Colloquium announcement

Faculty of Engineering Technology

Department Design, Production and Management
Master programme Mechanical Engineering

As part of his / her master assignment

Lunshof, C. (Corné)

will hold a speech entitled:

Implementing data-driven maintenance at Stork IMM

Date20-03-2024
Time09:30
RoomOH210

Summary

Stork IMM, a manufacturer of plastic injection molding machines, wants to use data-driven maintenance to investigate the load on machines and to predict component failures. Current failures result in significant financial losses and downtime. By integrating data-driven maintenance, Stork IMM can minimize operational downtime and reduce warranty costs, increasing client satisfaction and strengthening the organization's competitive edge. However, Stork IMM is struggling with implementing data-driven maintenance and is not alone; implementing data-driven maintenance is a known hurdle for small and medium-sized enterprises (SMEs). In this project, we implement data-driven maintenance in Stork IMM, focusing on the implementation process to learn how to improve it for SMEs.

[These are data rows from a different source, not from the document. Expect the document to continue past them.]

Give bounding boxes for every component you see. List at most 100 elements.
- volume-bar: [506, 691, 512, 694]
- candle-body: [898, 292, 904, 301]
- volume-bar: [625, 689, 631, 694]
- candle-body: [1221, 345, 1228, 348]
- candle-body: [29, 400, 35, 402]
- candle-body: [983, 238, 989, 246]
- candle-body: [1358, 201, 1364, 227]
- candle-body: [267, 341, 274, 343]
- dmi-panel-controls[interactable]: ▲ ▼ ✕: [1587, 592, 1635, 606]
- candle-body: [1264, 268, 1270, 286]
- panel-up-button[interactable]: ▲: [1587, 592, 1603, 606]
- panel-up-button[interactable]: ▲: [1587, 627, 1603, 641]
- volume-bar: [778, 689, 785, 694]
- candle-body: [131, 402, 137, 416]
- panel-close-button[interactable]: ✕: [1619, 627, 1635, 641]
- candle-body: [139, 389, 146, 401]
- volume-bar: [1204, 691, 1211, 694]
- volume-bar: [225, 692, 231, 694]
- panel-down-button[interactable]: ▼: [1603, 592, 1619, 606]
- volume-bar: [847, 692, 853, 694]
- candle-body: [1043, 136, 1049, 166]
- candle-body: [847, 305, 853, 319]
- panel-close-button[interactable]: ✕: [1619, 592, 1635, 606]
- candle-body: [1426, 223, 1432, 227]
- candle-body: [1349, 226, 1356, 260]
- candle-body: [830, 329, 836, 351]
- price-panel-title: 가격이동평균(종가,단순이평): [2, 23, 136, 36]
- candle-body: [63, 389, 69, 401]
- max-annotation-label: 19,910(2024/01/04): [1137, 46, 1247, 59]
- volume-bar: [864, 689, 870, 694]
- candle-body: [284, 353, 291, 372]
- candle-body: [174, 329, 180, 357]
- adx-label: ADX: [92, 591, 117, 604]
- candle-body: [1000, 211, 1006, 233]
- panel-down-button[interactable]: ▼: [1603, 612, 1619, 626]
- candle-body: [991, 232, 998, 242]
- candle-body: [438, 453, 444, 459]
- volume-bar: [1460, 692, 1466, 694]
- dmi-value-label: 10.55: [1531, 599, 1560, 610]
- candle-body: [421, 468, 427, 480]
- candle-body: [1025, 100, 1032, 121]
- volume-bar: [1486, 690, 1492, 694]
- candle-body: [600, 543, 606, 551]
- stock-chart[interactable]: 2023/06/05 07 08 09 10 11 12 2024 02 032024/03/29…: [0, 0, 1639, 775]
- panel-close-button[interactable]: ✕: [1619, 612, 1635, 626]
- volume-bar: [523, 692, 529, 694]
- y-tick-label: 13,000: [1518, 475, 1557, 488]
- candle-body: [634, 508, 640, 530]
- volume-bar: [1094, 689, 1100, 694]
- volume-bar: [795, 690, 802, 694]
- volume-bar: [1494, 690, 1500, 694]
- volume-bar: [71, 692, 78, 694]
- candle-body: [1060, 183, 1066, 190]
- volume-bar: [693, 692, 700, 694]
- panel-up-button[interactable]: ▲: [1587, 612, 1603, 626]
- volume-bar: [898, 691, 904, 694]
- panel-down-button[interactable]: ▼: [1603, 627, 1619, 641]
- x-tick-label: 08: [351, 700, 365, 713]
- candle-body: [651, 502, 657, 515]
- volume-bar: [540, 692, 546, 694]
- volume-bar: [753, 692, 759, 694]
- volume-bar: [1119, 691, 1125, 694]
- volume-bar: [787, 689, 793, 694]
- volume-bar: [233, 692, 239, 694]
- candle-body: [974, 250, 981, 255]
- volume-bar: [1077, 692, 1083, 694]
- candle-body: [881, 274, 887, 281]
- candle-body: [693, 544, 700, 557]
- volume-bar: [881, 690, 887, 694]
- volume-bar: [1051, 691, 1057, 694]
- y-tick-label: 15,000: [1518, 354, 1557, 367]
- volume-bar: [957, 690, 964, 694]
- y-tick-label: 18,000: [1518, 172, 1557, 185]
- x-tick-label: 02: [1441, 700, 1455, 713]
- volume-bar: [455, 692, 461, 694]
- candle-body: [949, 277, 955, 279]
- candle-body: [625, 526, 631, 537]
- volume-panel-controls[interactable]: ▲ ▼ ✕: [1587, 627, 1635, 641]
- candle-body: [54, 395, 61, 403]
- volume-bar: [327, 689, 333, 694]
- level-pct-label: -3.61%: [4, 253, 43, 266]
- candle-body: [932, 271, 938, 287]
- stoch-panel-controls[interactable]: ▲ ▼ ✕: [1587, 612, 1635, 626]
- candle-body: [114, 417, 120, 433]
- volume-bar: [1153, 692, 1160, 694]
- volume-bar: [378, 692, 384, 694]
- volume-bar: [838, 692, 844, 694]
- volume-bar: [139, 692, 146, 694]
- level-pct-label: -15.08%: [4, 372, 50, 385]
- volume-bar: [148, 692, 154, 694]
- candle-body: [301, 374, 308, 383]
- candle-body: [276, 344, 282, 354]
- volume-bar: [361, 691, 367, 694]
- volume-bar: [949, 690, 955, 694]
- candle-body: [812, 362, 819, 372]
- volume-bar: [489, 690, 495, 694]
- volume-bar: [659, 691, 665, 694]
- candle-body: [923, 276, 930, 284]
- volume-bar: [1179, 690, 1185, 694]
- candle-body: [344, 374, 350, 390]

The study's central question is: How to implement and leverage data-driven maintenance in SME Stork IMM?

 

During the implementation process, several hurdles for Stork IMM came to light. Bottlenecks were often related to the lack of system capabilities or skills required for data-driven applications, such as IT/OT convergence, organizational factors, and data completeness, consistency, and availability. Despite these hurdles, we implemented data-driven maintenance and were able to utilize the descriptive and diagnostic results valuably. Through data-driven analyses, we have diagnosed the degradation pattern of a critical component. The failure of this component appears to be visible a million cycles before failure, and these three months provide enough time to deliver a new part. We have also reduced the load on specific frames so that the cracks in these frames do not tear further and the frames do not collapse until the new frames arrive. Finally, we demonstrated how productivity can be increased with downtime information.

 

Technical and implementation frameworks from other researchers have been used and improved to implement data-driven maintenance. We have achieved unique insights by applying action research as our research method. By adopting a modular and iterative approach, we could progressively enhance the complexity of techniques and system capabilities. This allowed us to gradually develop the necessary skills and IT functionalities to achieve our required ambition level. A roadmap is created to help future implementers implement data-driven maintenance. The modular and iterative methodology, the coherence between the most important frameworks from literature, and improvements to these frameworks are incorporated in the roadmap.